The New Home of Hockey in the South

Can hockey ever become big in the south? It is a question that has been asked for decades. With the relocation of the Atlanta Thrashers, and other teams such as the Florida Panthers and Dallas Stars continuing to struggle with attendance, the topic has become increasingly important. One team, and one city have set out to prove that hockey can become a major sport in the southern states.

The Beginning of Hockey in Tampa

Statue of Phil Esposito -Photo by Gage Reisinger
Statue of Phil Esposito
-Photo by Gage Reisinger

The Lightning played their first game on October 7, 1992 after being founded by Phil Esposito. They played their inaugural season in the 11,000 seat Expo-Hall at the Florida State Fairgrounds. The future looked uncertain for the new hockey club.

The following season the Tampa Bay Lightning moved to the Florida Suncoast Dome in St. Petersburg, Florida. The stadium was originally built for baseball, so temporary seating had to be put in to accommodate the team. The stadium was also renamed to the “Thunderdome.” Being a baseball stadium, it had a much higher seating capacity then any NHL rink at the time, however it was very rare for attendance to be anywhere near the seating capacity. In a playoff game in 1996 the Thunderdome set an NHL attendance record of 28,183 which stood until the 2003 Heritage Classic in Edmonton.

Tampa Bay Times Forum
Tampa Bay Times Forum
-Photo by Gage Reisinger

During the 1996 off-season the Lightning moved to the Ice Palace (now the Tampa Bay Times Forum),  a new arena designed specifically for hockey.

Around 1998 the Lightning were deeply in dept, struggling and on the brink of bankruptcy. The teams ownership was in serious question. Rumors surfaced that the NHL would take control of the team if they could not find a buyer. It was starting to look as if hockey had no chance of being successful in the south, especially in the city of Tampa.

Things began to look up again for the team in 2002 with two consecutive winning seasons and a Stanley Cup victory. However, the Lightning continued to struggle with attendance issues. They quickly fell off again after the 2004-2005 lockout.

A New Era for Southern Hockey

Under new owner Jeffrey Vinik, the team got a new beginning in 2010. Vinik hired Steve Yzerman, a member of the NHL Hall of Fame, to be general manager of the club. Guy Boucher was hired as the new head coach. Since buying the team, Vinik has spent thousands on renovations to the rink. Some of the renovations include an organ, telsa coils that shoot off lightning bolts, a party deck, and cushioned seats. The Lightning also continue to spend money on ad campaigns and promotions for the team. The new owner has made it clear he is willing to spend whatever it takes to make Tampa a hockey city, and so far his efforts have been paying off.

Here is an ad put on by the Lightning shortly after the team was taken over by owner Jeff Vinik:

Attendance numbers have soared for the Lightning in the most recent seasons. In the past, crowds at the Tampa Bay Times Forum usually consisted of seasoned hockey fans. Now the Lightning are bringing in a more diversified group of fans due to promotions and great ticket deals. At the average Lightning game you can now see a wide variety of fans ranging from season-ticket holders, business people, children, and even college students with great student discounts.

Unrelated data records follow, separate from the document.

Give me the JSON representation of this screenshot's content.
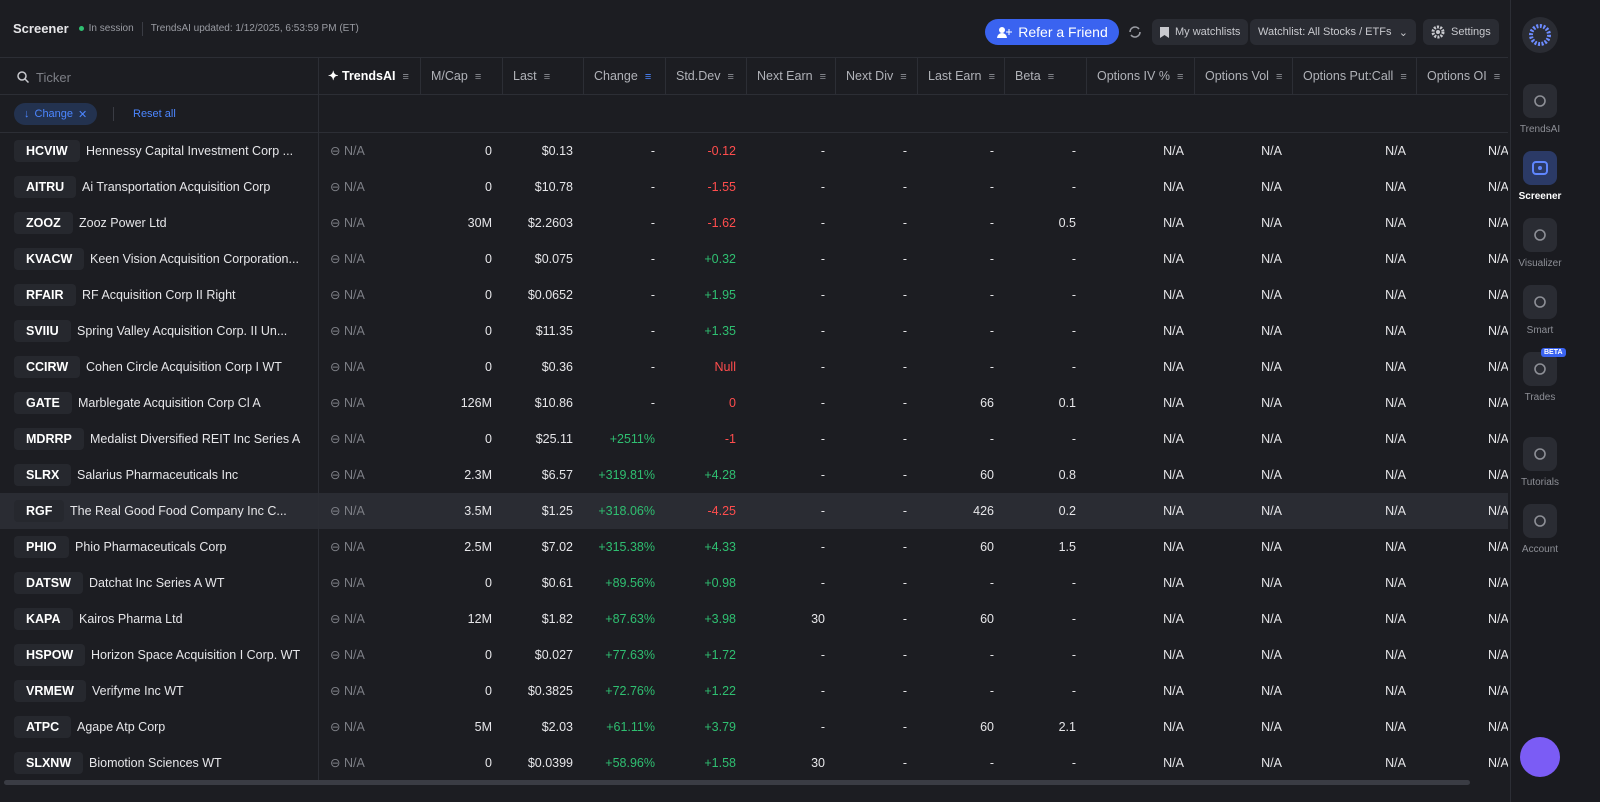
{
  "header": {
    "title": "Screener",
    "status": "In session",
    "updated": "TrendsAI updated: 1/12/2025, 6:53:59 PM (ET)",
    "refer": "Refer a Friend",
    "watchlists": "My watchlists",
    "watchlist": "Watchlist: All Stocks / ETFs",
    "settings": "Settings"
  },
  "search": {
    "placeholder": "Ticker"
  },
  "columns": [
    "TrendsAI",
    "M/Cap",
    "Last",
    "Change",
    "Std.Dev",
    "Next Earn",
    "Next Div",
    "Last Earn",
    "Beta",
    "Options IV %",
    "Options Vol",
    "Options Put:Call",
    "Options OI"
  ],
  "filters": {
    "chip": "Change",
    "reset": "Reset all"
  },
  "table": {
    "rows": [
      [
        "HCVIW",
        "Hennessy Capital Investment Corp ...",
        "N/A",
        "0",
        "$0.13",
        "-",
        "-0.12",
        "-",
        "-",
        "-",
        "-",
        "N/A",
        "N/A",
        "N/A",
        "N/A"
      ],
      [
        "AITRU",
        "Ai Transportation Acquisition Corp",
        "N/A",
        "0",
        "$10.78",
        "-",
        "-1.55",
        "-",
        "-",
        "-",
        "-",
        "N/A",
        "N/A",
        "N/A",
        "N/A"
      ],
      [
        "ZOOZ",
        "Zooz Power Ltd",
        "N/A",
        "30M",
        "$2.2603",
        "-",
        "-1.62",
        "-",
        "-",
        "-",
        "0.5",
        "N/A",
        "N/A",
        "N/A",
        "N/A"
      ],
      [
        "KVACW",
        "Keen Vision Acquisition Corporation...",
        "N/A",
        "0",
        "$0.075",
        "-",
        "+0.32",
        "-",
        "-",
        "-",
        "-",
        "N/A",
        "N/A",
        "N/A",
        "N/A"
      ],
      [
        "RFAIR",
        "RF Acquisition Corp II Right",
        "N/A",
        "0",
        "$0.0652",
        "-",
        "+1.95",
        "-",
        "-",
        "-",
        "-",
        "N/A",
        "N/A",
        "N/A",
        "N/A"
      ],
      [
        "SVIIU",
        "Spring Valley Acquisition Corp. II Un...",
        "N/A",
        "0",
        "$11.35",
        "-",
        "+1.35",
        "-",
        "-",
        "-",
        "-",
        "N/A",
        "N/A",
        "N/A",
        "N/A"
      ],
      [
        "CCIRW",
        "Cohen Circle Acquisition Corp I WT",
        "N/A",
        "0",
        "$0.36",
        "-",
        "Null",
        "-",
        "-",
        "-",
        "-",
        "N/A",
        "N/A",
        "N/A",
        "N/A"
      ],
      [
        "GATE",
        "Marblegate Acquisition Corp Cl A",
        "N/A",
        "126M",
        "$10.86",
        "-",
        "0",
        "-",
        "-",
        "66",
        "0.1",
        "N/A",
        "N/A",
        "N/A",
        "N/A"
      ],
      [
        "MDRRP",
        "Medalist Diversified REIT Inc Series A",
        "N/A",
        "0",
        "$25.11",
        "+2511%",
        "-1",
        "-",
        "-",
        "-",
        "-",
        "N/A",
        "N/A",
        "N/A",
        "N/A"
      ],
      [
        "SLRX",
        "Salarius Pharmaceuticals Inc",
        "N/A",
        "2.3M",
        "$6.57",
        "+319.81%",
        "+4.28",
        "-",
        "-",
        "60",
        "0.8",
        "N/A",
        "N/A",
        "N/A",
        "N/A"
      ],
      [
        "RGF",
        "The Real Good Food Company Inc C...",
        "N/A",
        "3.5M",
        "$1.25",
        "+318.06%",
        "-4.25",
        "-",
        "-",
        "426",
        "0.2",
        "N/A",
        "N/A",
        "N/A",
        "N/A"
      ],
      [
        "PHIO",
        "Phio Pharmaceuticals Corp",
        "N/A",
        "2.5M",
        "$7.02",
        "+315.38%",
        "+4.33",
        "-",
        "-",
        "60",
        "1.5",
        "N/A",
        "N/A",
        "N/A",
        "N/A"
      ],
      [
        "DATSW",
        "Datchat Inc Series A WT",
        "N/A",
        "0",
        "$0.61",
        "+89.56%",
        "+0.98",
        "-",
        "-",
        "-",
        "-",
        "N/A",
        "N/A",
        "N/A",
        "N/A"
      ],
      [
        "KAPA",
        "Kairos Pharma Ltd",
        "N/A",
        "12M",
        "$1.82",
        "+87.63%",
        "+3.98",
        "30",
        "-",
        "60",
        "-",
        "N/A",
        "N/A",
        "N/A",
        "N/A"
      ],
      [
        "HSPOW",
        "Horizon Space Acquisition I Corp. WT",
        "N/A",
        "0",
        "$0.027",
        "+77.63%",
        "+1.72",
        "-",
        "-",
        "-",
        "-",
        "N/A",
        "N/A",
        "N/A",
        "N/A"
      ],
      [
        "VRMEW",
        "Verifyme Inc WT",
        "N/A",
        "0",
        "$0.3825",
        "+72.76%",
        "+1.22",
        "-",
        "-",
        "-",
        "-",
        "N/A",
        "N/A",
        "N/A",
        "N/A"
      ],
      [
        "ATPC",
        "Agape Atp Corp",
        "N/A",
        "5M",
        "$2.03",
        "+61.11%",
        "+3.79",
        "-",
        "-",
        "60",
        "2.1",
        "N/A",
        "N/A",
        "N/A",
        "N/A"
      ],
      [
        "SLXNW",
        "Biomotion Sciences WT",
        "N/A",
        "0",
        "$0.0399",
        "+58.96%",
        "+1.58",
        "30",
        "-",
        "-",
        "-",
        "N/A",
        "N/A",
        "N/A",
        "N/A"
      ]
    ],
    "selected": 10
  },
  "sidebar": {
    "items": [
      "TrendsAI",
      "Screener",
      "Visualizer",
      "Smart",
      "Trades",
      "Tutorials",
      "Account"
    ],
    "badge": "BETA"
  }
}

Check out ESPN’s attendance rankings:

With the support of a city behind them, Vinik and the Lightning are striving to create the first long-term  highly successful hockey team in a southern state. The probability is looking great for the city of Tampa. The Lightning are not only bringing up a great group of young players, but also a massive generation of young hockey fans to join a growing fan base.

A highly successful hockey city in the south may be becoming a reality.


1 thought on “The New Home of Hockey in the South”

  1. Interesting and informative article. But I would be curious to learn about minor league hockey in Florida: Pensacola Ice Flyers and Florida Everblades. How did they get established? How are the teams players and how do they like playing in Florida? What are their fans like and how well are they supported? It seems so odd to have these teams in the Sunshine State.